Big Issue Fiction Edition

Currently available from your friendly Big Issue vendor – The Fiction Edition 2017. This comes out once a year and is a best seller for The Big Issue and great for the writers involved (including yours truly this year) because it has a wide readership. As well as some ‘big names’ like Matthew Riley, Elliot Perlman and Toni Jordan, other writers are selected through a submission process – there are 14 stories in total. I got stuck into my copy, reading the other writers’ stories on the long commute home from the launch, and was totally absorbed. The short story is a really great way to fill in time this way. What a pity, then, they are not included regularly in magazines and newspaper as they were in the old days (I am always amazed when I read about the writing life of authors in the 50s, 60s and 70s and they seemed to have actually been able to make a living from selling short stories to these outlets). Now you have to submit to the rare anthology by people like the Margaret River Press, to competitions or to literary magazines – all of which have fairly small readerships.

Stories that stood out for me in this issue were Toni Jordan’s beautifully paced and atmospheric ‘Sound is a Pressure Wave’ (gorgeously spooky) and Nina Cullen’s acute and funny story about a mother and daughter trying to overcome misunderstandings while doing a meditation session together, called appropriately ‘Breathe’. I also liked Emily O’Grady’s ‘Blue India’ where your sympathy is first with the father/grandfather who visits his son’s family for Christmas from his care home, but as the story progresses your sympathy is tested.
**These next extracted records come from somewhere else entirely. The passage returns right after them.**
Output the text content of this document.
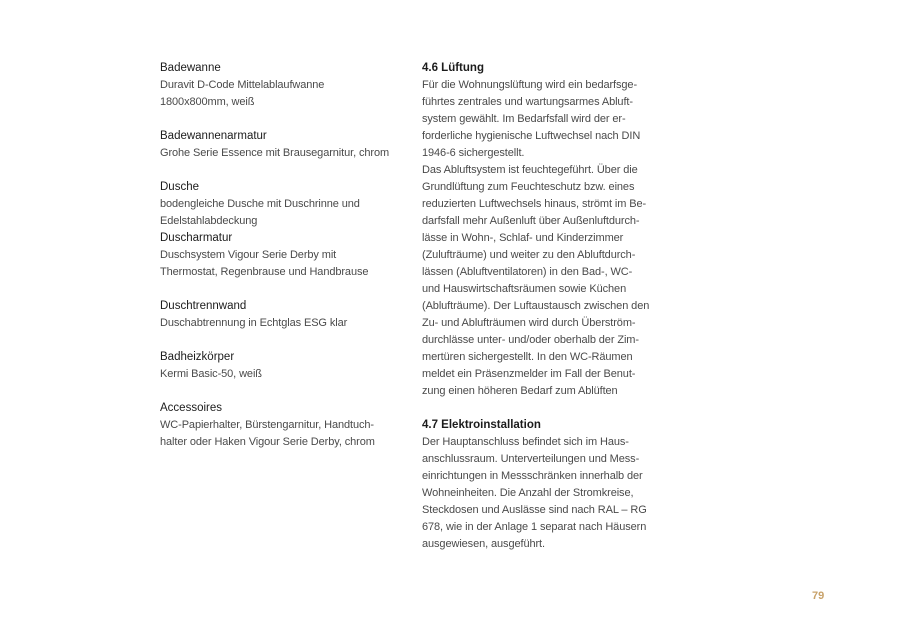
Badewanne

Duravit D-Code Mittelablaufwanne
1800x800mm, weiß

Badewannenarmatur

Grohe Serie Essence mit Brausegarnitur, chrom

Dusche

bodengleiche Dusche mit Duschrinne und
Edelstahlabdeckung

Duscharmatur

Duschsystem Vigour Serie Derby mit
Thermostat, Regenbrause und Handbrause

Duschtrennwand

Duschabtrennung in Echtglas ESG klar

Badheizkörper

Kermi Basic-50, weiß

Accessoires

WC-Papierhalter, Bürstengarnitur, Handtuch-
halter oder Haken Vigour Serie Derby, chrom

4.6 Lüftung

Für die Wohnungslüftung wird ein bedarfsge-
führtes zentrales und wartungsarmes Abluft-
system gewählt. Im Bedarfsfall wird der er-
forderliche hygienische Luftwechsel nach DIN
1946-6 sichergestellt.
Das Abluftsystem ist feuchtegeführt. Über die
Grundlüftung zum Feuchteschutz bzw. eines
reduzierten Luftwechsels hinaus, strömt im Be-
darfsfall mehr Außenluft über Außenluftdurch-
lässe in Wohn-, Schlaf- und Kinderzimmer
(Zulufträume) und weiter zu den Abluftdurch-
lässen (Abluftventilatoren) in den Bad-, WC-
und Hauswirtschaftsräumen sowie Küchen
(Ablufträume). Der Luftaustausch zwischen den
Zu- und Ablufträumen wird durch Überström-
durchlässe unter- und/oder oberhalb der Zim-
mertüren sichergestellt. In den WC-Räumen
meldet ein Präsenzmelder im Fall der Benut-
zung einen höheren Bedarf zum Ablüften

4.7 Elektroinstallation

Der Hauptanschluss befindet sich im Haus-
anschlussraum. Unterverteilungen und Mess-
einrichtungen in Messschränken innerhalb der
Wohneinheiten. Die Anzahl der Stromkreise,
Steckdosen und Auslässe sind nach RAL – RG
678, wie in der Anlage 1 separat nach Häusern
ausgewiesen, ausgeführt.

79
On a similar theme of aged care, Allison Browning writes a beautifully poignant story about one partner of an elderly gay couple having to make the awful decision on behalf of the other. Couples is also the theme of

Nina Cullen and me (r) with BI vendor.

Romy Ash’s story ‘I Bought These Dogs to Show Him How to Love’ where a young city couple encounter a rough-around-the-edges older couple who are selling their service station business to them ‘in the middle of fuck-off nowhere’. The young couple are maybe seeing their future in the bickering older two, but nah, they’re not like that. Understated and done mostly through dialogue, this is great short story craft.

The the Big Issue vendors will keep a few copies of the fiction edition to sell alongside with the usual editions over an ended period of time.